Document Type

Technical Report

Publication Date

2003-10-02

Filename

wucse-2003-66.pdf

DOI:

10.7936/K72Z13X7

Technical Report Number

WUCSE-2003-66

Abstract

Traditionally, network communication entailed the delivery of messages to specific network addresses. As computers acquired multimedia capabilities, new applications such as video broadcasting dictated the need for real-time quality of service guarantees and delivery to multiple recipients. In light of this, a subtle transition took place as a subset of IP addresses evolved into a group-naming scheme and best-effort delivery became subjugated to temporal constraints. With recent developments in mobile and sensor networks new applications are being considered in which physical locations and even temporal coordinates play a role in identifying the set of desired recipients. Other applications involved in the delivery of spatiotemporal services are pointing to increasingly sophisticated ways in which the name, time, and space dimensions can be engaged in specifying the recipients of a given message.

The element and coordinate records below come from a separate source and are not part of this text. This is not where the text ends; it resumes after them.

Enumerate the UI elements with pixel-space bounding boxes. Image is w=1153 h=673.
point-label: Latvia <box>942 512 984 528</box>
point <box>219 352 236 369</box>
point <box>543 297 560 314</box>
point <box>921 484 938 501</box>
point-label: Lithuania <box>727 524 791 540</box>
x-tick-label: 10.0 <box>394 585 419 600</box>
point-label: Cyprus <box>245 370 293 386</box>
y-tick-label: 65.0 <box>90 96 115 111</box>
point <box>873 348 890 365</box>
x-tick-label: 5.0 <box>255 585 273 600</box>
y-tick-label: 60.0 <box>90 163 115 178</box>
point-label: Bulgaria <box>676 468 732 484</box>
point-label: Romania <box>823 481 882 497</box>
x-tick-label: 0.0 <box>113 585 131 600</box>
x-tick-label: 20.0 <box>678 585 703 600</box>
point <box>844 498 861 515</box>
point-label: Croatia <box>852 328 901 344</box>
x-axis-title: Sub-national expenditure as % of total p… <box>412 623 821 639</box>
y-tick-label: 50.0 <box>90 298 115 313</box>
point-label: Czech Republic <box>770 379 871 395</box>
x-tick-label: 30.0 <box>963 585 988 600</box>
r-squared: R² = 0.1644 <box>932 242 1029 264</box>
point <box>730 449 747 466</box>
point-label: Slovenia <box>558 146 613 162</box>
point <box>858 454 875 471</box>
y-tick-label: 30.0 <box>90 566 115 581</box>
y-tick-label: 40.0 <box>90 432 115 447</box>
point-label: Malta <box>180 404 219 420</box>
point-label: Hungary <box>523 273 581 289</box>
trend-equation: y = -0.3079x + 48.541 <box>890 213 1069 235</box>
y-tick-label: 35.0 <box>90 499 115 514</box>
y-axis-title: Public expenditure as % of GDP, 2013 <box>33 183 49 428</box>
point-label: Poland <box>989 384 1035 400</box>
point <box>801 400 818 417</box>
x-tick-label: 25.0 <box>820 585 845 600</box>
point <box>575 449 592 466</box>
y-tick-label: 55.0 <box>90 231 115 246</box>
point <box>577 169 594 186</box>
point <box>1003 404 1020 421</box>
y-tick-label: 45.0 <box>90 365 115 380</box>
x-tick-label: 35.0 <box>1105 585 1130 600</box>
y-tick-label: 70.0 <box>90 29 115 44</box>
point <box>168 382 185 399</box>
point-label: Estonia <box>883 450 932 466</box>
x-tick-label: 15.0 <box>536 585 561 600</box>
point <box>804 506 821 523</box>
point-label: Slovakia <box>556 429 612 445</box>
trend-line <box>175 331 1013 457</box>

In this paper we explore the extent to which these and other techniques for implicit and explicit specification of the recipient list can be brought under a single unified frame-work. The proposed framework is shown to be expressive enough so as to offer precise specifications for ex-isting communication mechanisms. More importantly, its analysis suggests novel forms of communication relevant to the emerging areas of spatiotemporal service provision in sensor and mobile networks.